Published: 19/03/2025
To celebrate its 25th Anniversary, MK Gallery is hosting "Andy Warhol: Portrait of America", an Artist Rooms Exhibition in partnership with the Tate and National Galleries of Scotland.
The exhibition features over 130 of Warhol's works starting from his personal and commercial work in the 1950s, going on to some of his well known pop art images and continuing until his death in the 1980s. The work on show holds up a mirror that both celebrates and critiques American society and its consumerism. It also reveals Warhol's inventiveness, breadth and creativity.
It is fascinating to see how Warhol struck out in a different direction from the abstract expressionism that dominated art as he began his career. He did not see a distinction between fine art and commercial art. For him, there was beauty and interest in the everyday.
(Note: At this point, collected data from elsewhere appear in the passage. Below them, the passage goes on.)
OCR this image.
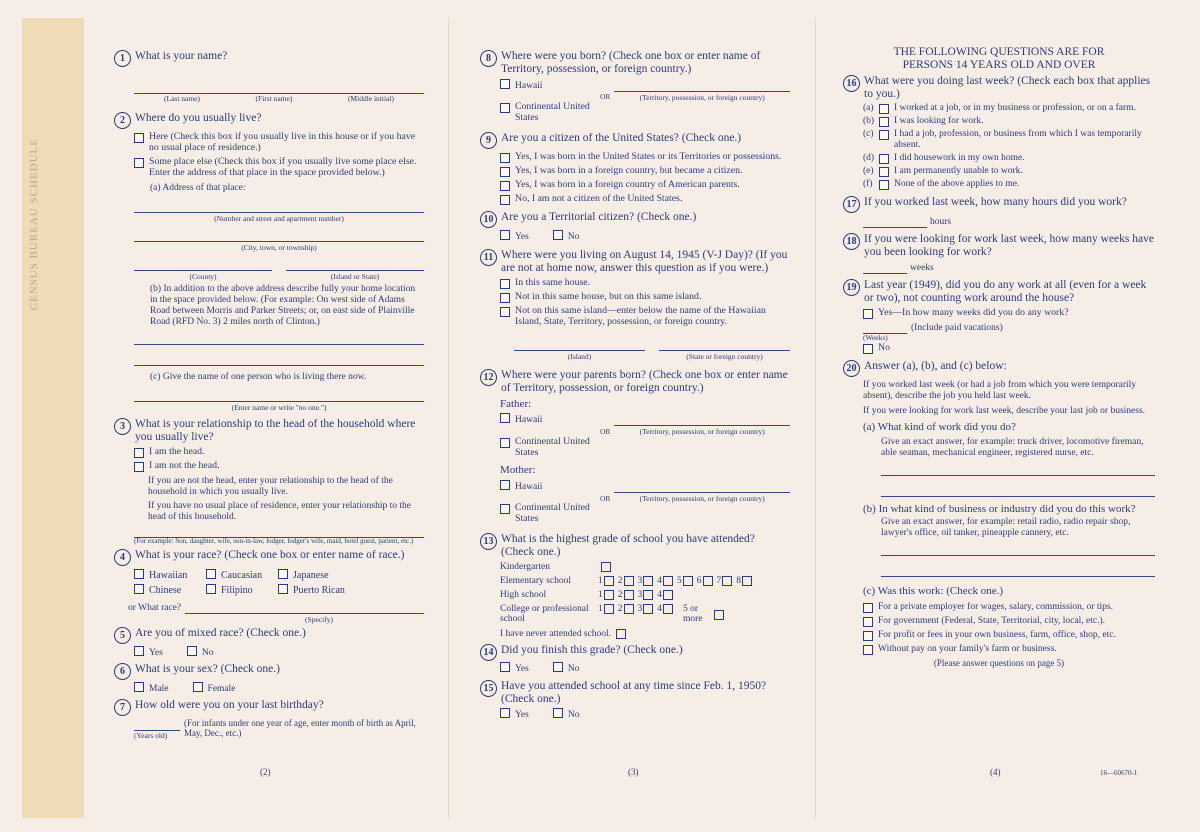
CENSUS BUREAU SCHEDULE
1 What is your name?
(Last name)	(First name)	(Middle initial)
2 Where do you usually live?
Here (Check this box if you usually live in this house or if you have no usual place of residence.)
Some place else (Check this box if you usually live some place else. Enter the address of that place in the space provided below.)
(a) Address of that place:
(Number and street and apartment number)
(City, town, or township)
(County)	(Island or State)
(b) In addition to the above address describe fully your home location in the space provided below. (For example: On west side of Adams Road between Morris and Parker Streets; or, on east side of Plainville Road (RFD No. 3) 2 miles north of Clinton.)
(c) Give the name of one person who is living there now.
(Enter name or write "no one.")
3 What is your relationship to the head of the household where you usually live?
I am the head.
I am not the head.
If you are not the head, enter your relationship to the head of the household in which you usually live.
If you have no usual place of residence, enter your relationship to the head of this household.
(For example: Son, daughter, wife, son-in-law, lodger, lodger's wife, maid, hotel guest, patient, etc.)
4 What is your race? (Check one box or enter name of race.)
Hawaiian	Caucasian	Japanese
Chinese	Filipino	Puerto Rican
or What race?
(Specify)
5 Are you of mixed race? (Check one.)
Yes	No
6 What is your sex? (Check one.)
Male	Female
7 How old were you on your last birthday?
(Years old)
(For infants under one year of age, enter month of birth as April, May, Dec., etc.)
(2)
8 Where were you born? (Check one box or enter name of Territory, possession, or foreign country.)
Hawaii
OR	(Territory, possession, or foreign country)
Continental United States
9 Are you a citizen of the United States? (Check one.)
Yes, I was born in the United States or its Territories or possessions.
Yes, I was born in a foreign country, but became a citizen.
Yes, I was born in a foreign country of American parents.
No, I am not a citizen of the United States.
10 Are you a Territorial citizen? (Check one.)
Yes	No
11 Where were you living on August 14, 1945 (V-J Day)? (If you are not at home now, answer this question as if you were.)
In this same house.
Not in this same house, but on this same island.
Not on this same island—enter below the name of the Hawaiian Island, State, Territory, possession, or foreign country.
(Island)	(State or foreign country)
12 Where were your parents born? (Check one box or enter name of Territory, possession, or foreign country.)
Father:
Hawaii
OR	(Territory, possession, or foreign country)
Continental United States
Mother:
Hawaii
OR	(Territory, possession, or foreign country)
Continental United States
13 What is the highest grade of school you have attended? (Check one.)
Kindergarten
Elementary school	1 2 3 4 5 6 7 8
High school	1 2 3 4
College or professional school
1 2 3 4 5 or more
I have never attended school.
14 Did you finish this grade? (Check one.)
Yes	No
15 Have you attended school at any time since Feb. 1, 1950? (Check one.)
Yes	No
(3)
THE FOLLOWING QUESTIONS ARE FOR PERSONS 14 YEARS OLD AND OVER
16 What were you doing last week? (Check each box that applies to you.)
(a)	I worked at a job, or in my business or profession, or on a farm.
(b)	I was looking for work.
(c)	I had a job, profession, or business from which I was temporarily absent.
(d)	I did housework in my own home.
(e)	I am permanently unable to work.
(f)	None of the above applies to me.
17 If you worked last week, how many hours did you work?
hours
18 If you were looking for work last week, how many weeks have you been looking for work?
weeks
19 Last year (1949), did you do any work at all (even for a week or two), not counting work around the house?
Yes—In how many weeks did you do any work?
(Weeks)
(Include paid vacations)
No
20 Answer (a), (b), and (c) below:
If you worked last week (or had a job from which you were temporarily absent), describe the job you held last week.
If you were looking for work last week, describe your last job or business.
(a) What kind of work did you do?
Give an exact answer, for example: truck driver, locomotive fireman, able seaman, mechanical engineer, registered nurse, etc.
(b) In what kind of business or industry did you do this work?
Give an exact answer, for example: retail radio, radio repair shop, lawyer's office, oil tanker, pineapple cannery, etc.
(c) Was this work: (Check one.)
For a private employer for wages, salary, commission, or tips.
For government (Federal, State, Territorial, city, local, etc.).
For profit or fees in your own business, farm, office, shop, etc.
Without pay on your family's farm or business.
(Please answer questions on page 5)
(4)	16—60670-1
As you go through the exhibtion, you can see his fascination with celebrities and other artists. There are works depicting Hockney, Gilbert and George and Mapplethorpe alongside self-portraits. There are also portraits of Mick Jagger, the Beatles, Elizabeth Taylor and Marilyn Monroe.
The exhibiton contrasts Warhol's fascination with death and the darker side of life with his love of celebrity. There are works preoccupied with mortality as exemplified by a series of silk-screen prints of an electric chair, a print showing skulls and two huge revolver prints. There are also a number of homoerotic images including an advert for Levis. Throughout, you are aware of his preoccupation with consumerism, nowhere more apparent than in the huge $ print.
Warhol was a prolific photographer and a nice touch in the exhibition is the inclusion of some of his "little red books" of photos. As shown with the portraits of Gilbert and George, you can see how he moved from photos to a final painted silk-screen image, a process he felt created a machine like and impersonal way of making art. Indeed photography was at the heart of his art.
The exhibition at MK Gallery is well worth a visit and is on until June 29th 2025.